Nos bastidores da Casa Branca, há quem veja a proposta como um gesto simbólico, mais político do que prático. Fontes próximas ao presidente afirmam que Trump busca demonstrar que é possível promover justiça social sem recorrer ao aumento de impostos, apresentando uma alternativa “patriótica” de redistribuição de renda baseada no sucesso econômico dos Estados Unidos.

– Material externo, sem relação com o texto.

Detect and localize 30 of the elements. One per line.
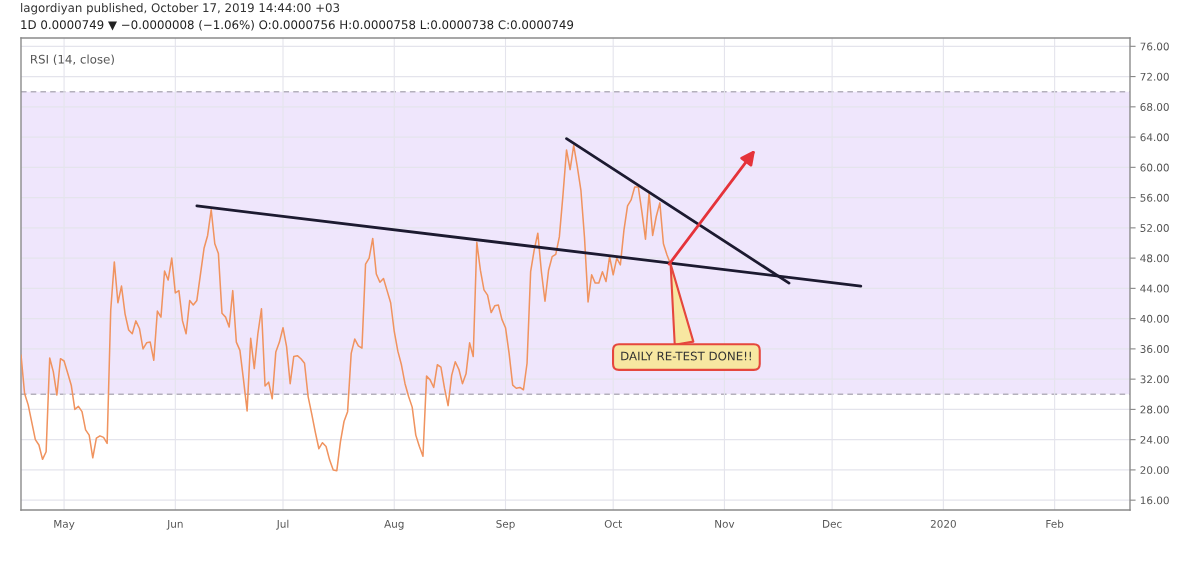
y-tick-label: 44.00	[1140, 284, 1169, 293]
y-tick-label: 36.00	[1140, 345, 1169, 353]
x-tick-label: Dec	[823, 520, 842, 528]
chart-subtitle: 1D 0.0000749 ▼ −0.0000008 (−1.06%) O:0.0000756 H:0.0000758 L:0.0000738 C:0.0000749	[21, 20, 574, 31]
y-tick-label: 76.00	[1140, 42, 1169, 51]
x-tick-label: Jul	[276, 519, 289, 530]
annotation: RSI (14, close)	[31, 54, 114, 66]
y-tick-label: 64.00	[1140, 133, 1169, 142]
y-tick-label: 72.00	[1140, 72, 1169, 81]
y-tick-label: 28.00	[1140, 405, 1169, 414]
y-tick-label: 24.00	[1140, 435, 1169, 444]
x-tick-label: Jun	[166, 520, 183, 530]
y-tick-label: 20.00	[1140, 466, 1169, 475]
y-tick-label: 32.00	[1140, 375, 1169, 384]
x-tick-label: May	[54, 520, 75, 530]
y-tick-label: 40.00	[1140, 314, 1169, 323]
x-tick-label: 2020	[930, 519, 956, 528]
x-tick-label: Sep	[496, 519, 515, 530]
x-tick-label: Nov	[715, 520, 735, 528]
y-tick-label: 16.00	[1140, 496, 1169, 505]
x-tick-label: Aug	[384, 520, 404, 530]
chart-title: lagordiyan published, October 17, 2019 14:44:00 +03	[21, 3, 340, 15]
y-tick-label: 68.00	[1140, 103, 1169, 111]
y-tick-label: 60.00	[1140, 163, 1169, 172]
y-tick-label: 52.00	[1140, 224, 1169, 232]
annotation: DAILY RE-TEST DONE!!	[621, 351, 751, 361]
x-tick-label: Feb	[1046, 519, 1064, 528]
y-tick-label: 56.00	[1140, 193, 1169, 202]
y-tick-label: 48.00	[1140, 254, 1169, 263]
x-tick-label: Oct	[604, 519, 622, 528]
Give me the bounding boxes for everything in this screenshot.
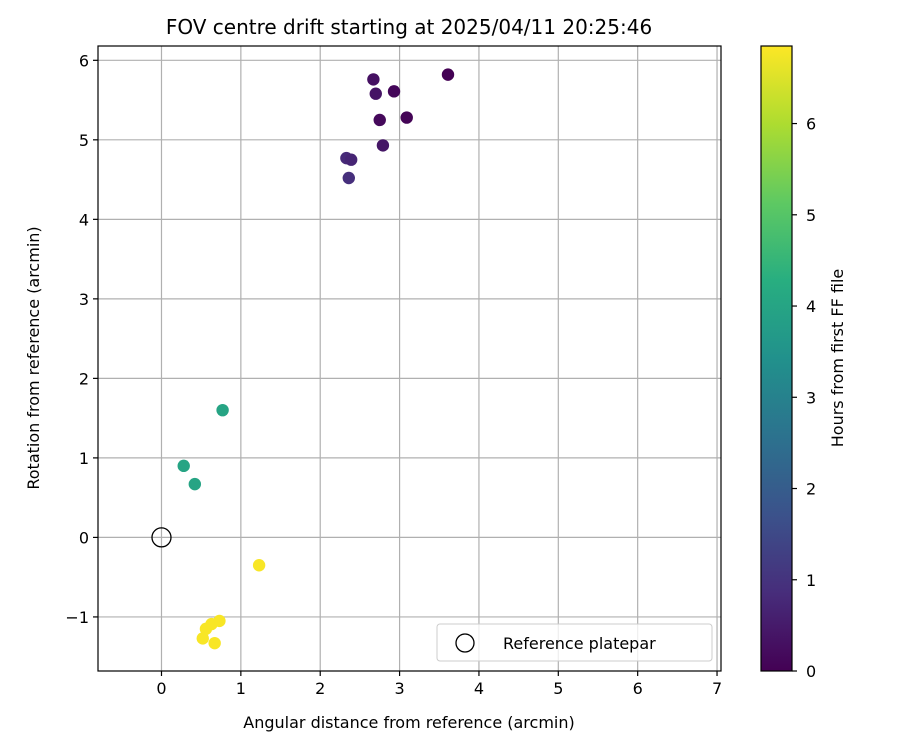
data-point-1: [387, 85, 401, 98]
y-tick-label-1: 0: [79, 528, 89, 547]
x-tick-label-7: 7: [712, 679, 722, 698]
data-point-9: [342, 171, 355, 185]
data-point-3: [369, 87, 382, 100]
data-point-5: [400, 111, 413, 124]
colorbar-tick-label-5: 5: [806, 206, 816, 225]
plot-area-frame: [97, 45, 722, 672]
legend: Reference platepar: [436, 623, 713, 662]
data-point-8: [344, 153, 358, 166]
y-axis-ticks: −1 0 1 2 3 4 5 6: [65, 51, 98, 627]
colorbar-tick-label-3: 3: [806, 388, 816, 407]
x-axis-ticks: 0 1 2 3 4 5 6 7: [156, 671, 722, 698]
colorbar-tick-label-6: 6: [806, 115, 816, 134]
y-tick-label-3: 2: [79, 369, 89, 388]
colorbar-tick-label-0: 0: [806, 662, 816, 681]
legend-label-reference: Reference platepar: [503, 634, 656, 653]
y-tick-label-7: 6: [79, 51, 89, 70]
reference-platepar-marker: [151, 527, 172, 548]
y-tick-label-5: 4: [79, 210, 89, 229]
x-tick-label-0: 0: [156, 679, 166, 698]
x-tick-label-2: 2: [315, 679, 325, 698]
data-point-6: [376, 139, 390, 152]
data-point-12: [188, 477, 202, 491]
colorbar: 0 1 2 3 4 5 6 Hours from first FF file: [760, 45, 847, 681]
y-tick-label-2: 1: [79, 449, 89, 468]
y-tick-label-4: 3: [79, 290, 89, 309]
data-point-0: [441, 68, 455, 81]
x-tick-label-5: 5: [553, 679, 563, 698]
data-point-10: [216, 403, 229, 417]
x-axis-label: Angular distance from reference (arcmin): [243, 713, 574, 732]
x-tick-label-1: 1: [236, 679, 246, 698]
y-tick-label-0: −1: [65, 608, 89, 627]
legend-box: [436, 623, 713, 662]
data-point-18: [208, 636, 221, 650]
data-point-4: [373, 113, 386, 127]
y-axis-label: Rotation from reference (arcmin): [24, 226, 43, 489]
data-point-17: [196, 632, 209, 645]
data-point-11: [177, 459, 190, 473]
data-point-13: [252, 559, 266, 572]
reference-marker-layer: [151, 527, 172, 548]
data-point-16: [199, 622, 213, 636]
x-tick-label-4: 4: [474, 679, 484, 698]
colorbar-label: Hours from first FF file: [828, 269, 847, 448]
colorbar-tick-label-4: 4: [806, 297, 816, 316]
colorbar-tick-label-2: 2: [806, 480, 816, 499]
colorbar-tick-label-1: 1: [806, 571, 816, 590]
legend-marker-reference: [455, 633, 475, 653]
data-point-2: [367, 73, 380, 86]
x-tick-label-3: 3: [394, 679, 404, 698]
chart-title: FOV centre drift starting at 2025/04/11 …: [166, 15, 652, 39]
x-tick-label-6: 6: [633, 679, 643, 698]
data-points: [177, 68, 455, 650]
colorbar-ticks: 0 1 2 3 4 5 6: [792, 115, 816, 681]
y-tick-label-6: 5: [79, 131, 89, 150]
grid: [98, 46, 721, 671]
colorbar-gradient: [760, 45, 793, 672]
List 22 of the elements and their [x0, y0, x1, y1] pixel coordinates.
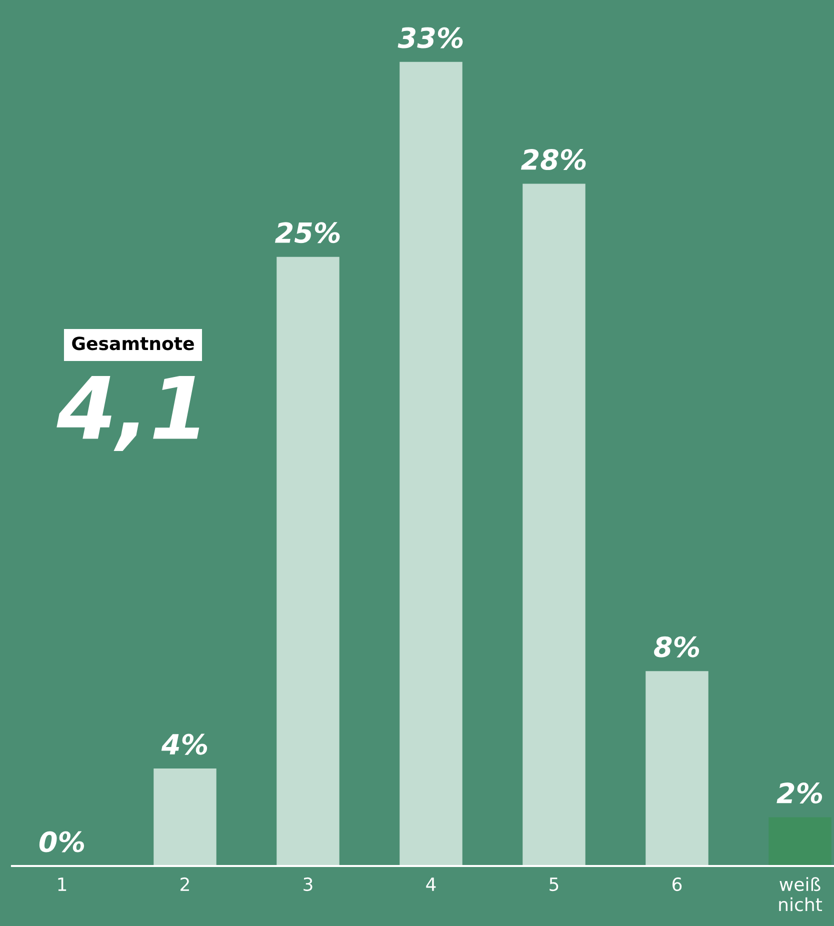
data-label: 33% [398, 27, 463, 48]
bar [768, 817, 832, 866]
data-label: 2% [776, 782, 822, 804]
bar [276, 256, 340, 866]
annotation: 4,1 [56, 376, 200, 451]
bar [522, 184, 586, 866]
x-tick-label: 2 [180, 877, 189, 891]
data-label: 28% [520, 149, 586, 170]
x-tick-label: 6 [672, 877, 682, 892]
data-label: 8% [654, 636, 700, 658]
data-label: 25% [274, 222, 340, 244]
bar [154, 768, 216, 866]
data-label: 0% [39, 831, 84, 852]
data-label: 4% [161, 734, 208, 755]
annotation: Gesamtnote [72, 336, 194, 350]
x-tick-label: 5 [550, 878, 558, 892]
x-tick-label: weiß nicht [779, 877, 822, 912]
x-tick-label: 3 [304, 877, 312, 892]
x-tick-label: 1 [58, 878, 66, 891]
bar [646, 671, 708, 866]
bar [400, 62, 462, 866]
x-tick-label: 4 [426, 878, 436, 891]
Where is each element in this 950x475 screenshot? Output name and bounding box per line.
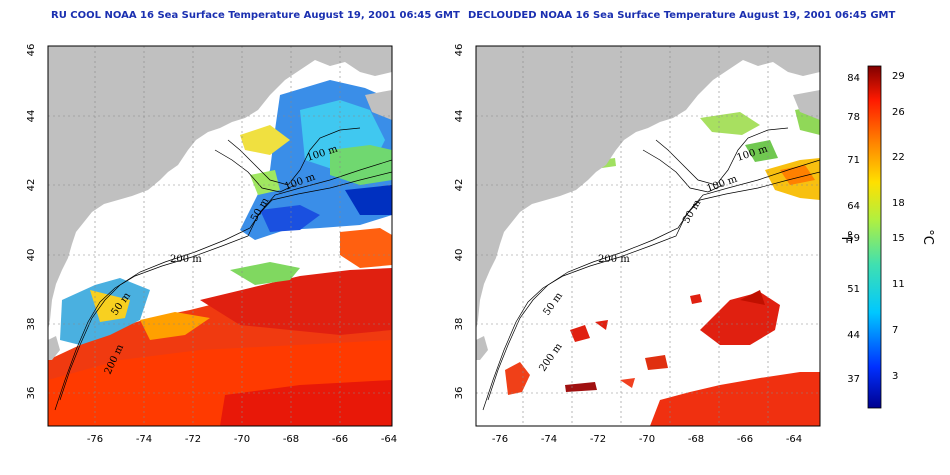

Críticos, porém, afirmam que o plano pode criar uma ilusão de prosperidade temporária. Para eles, o pagamento direto de US$ 2 mil, embora atraente, não resolve problemas estruturais como o custo da saúde, da moradia e da educação, que continuam sendo os maiores desafios para famílias de classe média e baixa no país.
Apesar das críticas, o anúncio de Trump marca um momento inédito na política econômica americana. O presidente tenta combinar o discurso nacionalista de defesa da produção interna com uma política social de impacto direto na renda das famílias, algo que poucos líderes republicanos haviam proposto antes.
A medida também pode redefinir o papel das tarifas na política econômica dos Estados Unidos. De ferramenta de pressão internacional, elas passariam a ser vistas como instrumento de financiamento social. Caso o plano avance no Congresso, os EUA poderão inaugurar uma nova era de redistribuição de renda associada à política comercial.
Por ora, o anúncio tem efeito mais simbólico que prático, mas já altera o debate político em Washington. A promessa de um pagamento direto de US$ 2 mil a milhões de americanos reforça o discurso de Trump de que seu governo é “do povo e para o povo”, mesmo que os detalhes técnicos ainda precisem ser esclarecidos.
Com isso, o presidente americano consolida mais um capítulo de sua estratégia econômica: transformar a arrecadação obtida com tarifas em uma espécie de dividendo nacional, aproximando sua política interna de modelos já testados em outros países, e abrindo espaço para um debate global sobre novas formas de redistribuição de riqueza.